Le financement aux collectivités territoriales n’est clairement pas un axe de développement

le 06/03/2014 L'AGEFI Hebdo

La mise en place d’activités comme le financement aux collectivités locales et de l’accession sociale à la propriété constitue-t-elle une opportunité de développement pour la Banque Postale ou plutôt une charge à assumer ?

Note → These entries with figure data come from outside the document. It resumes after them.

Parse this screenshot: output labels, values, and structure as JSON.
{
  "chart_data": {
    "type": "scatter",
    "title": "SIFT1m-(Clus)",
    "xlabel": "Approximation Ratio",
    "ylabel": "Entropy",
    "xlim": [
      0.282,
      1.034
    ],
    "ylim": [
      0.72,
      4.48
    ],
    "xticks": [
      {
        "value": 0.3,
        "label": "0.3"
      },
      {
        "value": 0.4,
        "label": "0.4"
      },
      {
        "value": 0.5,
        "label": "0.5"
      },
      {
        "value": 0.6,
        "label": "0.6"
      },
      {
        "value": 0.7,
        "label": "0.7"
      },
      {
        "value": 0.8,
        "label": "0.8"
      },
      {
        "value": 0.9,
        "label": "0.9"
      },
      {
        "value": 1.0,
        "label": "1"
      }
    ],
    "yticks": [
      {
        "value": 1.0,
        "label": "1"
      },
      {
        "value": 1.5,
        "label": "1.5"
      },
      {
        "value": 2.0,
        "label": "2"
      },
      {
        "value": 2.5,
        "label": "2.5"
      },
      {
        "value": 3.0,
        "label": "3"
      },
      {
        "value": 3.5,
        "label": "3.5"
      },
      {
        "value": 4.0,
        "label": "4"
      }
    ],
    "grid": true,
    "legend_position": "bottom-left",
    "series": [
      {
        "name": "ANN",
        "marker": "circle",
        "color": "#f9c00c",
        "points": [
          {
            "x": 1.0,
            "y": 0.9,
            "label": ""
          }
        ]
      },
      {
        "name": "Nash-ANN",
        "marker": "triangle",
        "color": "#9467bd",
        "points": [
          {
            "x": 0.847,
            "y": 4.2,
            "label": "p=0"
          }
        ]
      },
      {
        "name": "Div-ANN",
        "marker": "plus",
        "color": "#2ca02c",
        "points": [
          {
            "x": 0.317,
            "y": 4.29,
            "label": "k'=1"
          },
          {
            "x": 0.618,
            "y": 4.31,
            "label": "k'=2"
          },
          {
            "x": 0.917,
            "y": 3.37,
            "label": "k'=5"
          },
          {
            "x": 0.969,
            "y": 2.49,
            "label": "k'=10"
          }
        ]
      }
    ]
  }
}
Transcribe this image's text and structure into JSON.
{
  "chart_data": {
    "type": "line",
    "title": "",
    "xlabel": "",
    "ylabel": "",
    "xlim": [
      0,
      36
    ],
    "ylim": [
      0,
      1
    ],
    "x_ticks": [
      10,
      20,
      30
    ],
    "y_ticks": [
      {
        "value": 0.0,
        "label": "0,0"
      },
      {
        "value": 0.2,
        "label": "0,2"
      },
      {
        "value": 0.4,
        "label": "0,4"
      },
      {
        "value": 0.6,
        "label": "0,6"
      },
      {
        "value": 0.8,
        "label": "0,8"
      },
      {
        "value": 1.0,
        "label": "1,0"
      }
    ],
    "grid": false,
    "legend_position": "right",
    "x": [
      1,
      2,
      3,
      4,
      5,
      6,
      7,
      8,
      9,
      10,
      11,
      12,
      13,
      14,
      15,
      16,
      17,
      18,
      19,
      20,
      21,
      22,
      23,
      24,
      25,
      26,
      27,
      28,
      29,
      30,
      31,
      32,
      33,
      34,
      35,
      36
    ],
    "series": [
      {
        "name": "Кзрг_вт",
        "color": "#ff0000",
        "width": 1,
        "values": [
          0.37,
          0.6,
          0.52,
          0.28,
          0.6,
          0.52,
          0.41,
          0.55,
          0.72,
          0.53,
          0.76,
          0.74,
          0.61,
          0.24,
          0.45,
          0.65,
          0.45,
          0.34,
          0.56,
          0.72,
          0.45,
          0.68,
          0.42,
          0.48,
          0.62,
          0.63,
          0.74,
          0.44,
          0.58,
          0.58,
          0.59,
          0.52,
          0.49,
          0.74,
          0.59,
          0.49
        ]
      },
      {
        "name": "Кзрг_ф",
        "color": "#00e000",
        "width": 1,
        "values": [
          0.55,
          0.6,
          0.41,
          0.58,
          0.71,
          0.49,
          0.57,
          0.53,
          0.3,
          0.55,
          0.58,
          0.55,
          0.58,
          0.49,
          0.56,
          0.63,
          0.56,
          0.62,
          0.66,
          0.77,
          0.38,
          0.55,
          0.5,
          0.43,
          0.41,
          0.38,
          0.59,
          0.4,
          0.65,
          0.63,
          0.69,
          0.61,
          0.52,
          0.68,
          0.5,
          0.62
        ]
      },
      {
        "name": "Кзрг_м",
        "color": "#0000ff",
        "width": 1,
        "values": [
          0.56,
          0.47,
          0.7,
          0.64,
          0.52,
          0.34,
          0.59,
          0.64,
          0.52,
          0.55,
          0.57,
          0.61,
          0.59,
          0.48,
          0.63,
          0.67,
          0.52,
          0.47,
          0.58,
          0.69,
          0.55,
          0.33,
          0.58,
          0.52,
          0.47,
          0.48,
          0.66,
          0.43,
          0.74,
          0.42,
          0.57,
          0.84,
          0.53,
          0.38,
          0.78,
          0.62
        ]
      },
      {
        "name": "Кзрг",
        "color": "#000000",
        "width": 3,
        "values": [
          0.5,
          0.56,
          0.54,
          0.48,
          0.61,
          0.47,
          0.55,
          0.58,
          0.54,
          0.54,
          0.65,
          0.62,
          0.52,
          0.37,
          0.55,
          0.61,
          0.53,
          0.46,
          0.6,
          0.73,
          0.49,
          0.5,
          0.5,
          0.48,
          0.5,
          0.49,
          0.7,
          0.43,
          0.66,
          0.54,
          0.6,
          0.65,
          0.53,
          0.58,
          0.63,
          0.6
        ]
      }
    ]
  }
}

Dans les deux cas, on lui a un peu forcé la main. Le financement aux collectivités territoriales n’est clairement pas un axe de développement. Les prêts accordés au secteur public local sont le plus souvent des crédits à long terme dont la marge est réduite car le risque afférent est supposé faible. Cette activité est d’autant moins intéressante pour la banque qu’elle ne récupère pas les dépôts de cette clientèle qui sont placés auprès de la Caisse des Dépôts. Si elle est bien contrainte de montrer sa bonne volonté, La Banque Postale a toutefois refusé de reprendre le stock de prêts de Dexia (et ainsi alourdir son bilan), jugeant sans doute, à juste titre, qu’elle avait mieux à faire avec ses liquidités. Concernant les prêts à l’accession à la propriété, les marges sont plus importantes mais la banque a déjà en portefeuille, et ce plus que les autres établissements de la Place, une clientèle à bas revenus. 

La Banque Postale montre un appétit certain pour développer son activité de crédits. Un positionnement à contre-courant de ses concurrentes…

C’est la conséquence de son histoire. Pendant longtemps, elle a été restreinte dans son activité de crédit (elle ne pouvait prêter seulement que dans le cadre de plans d’épargne logement). Vu l’excédent de dépôts dont elle dispose et le niveau auquel elle peut se financer, elle est en mesure d’accorder de nombreux prêts tout en étant compétitive. C’est tout l’avantage d’être une banque jeune, elle n’a pas à composer avec les risques du passé et le remplacement à taux plus faibles du portefeuille existant.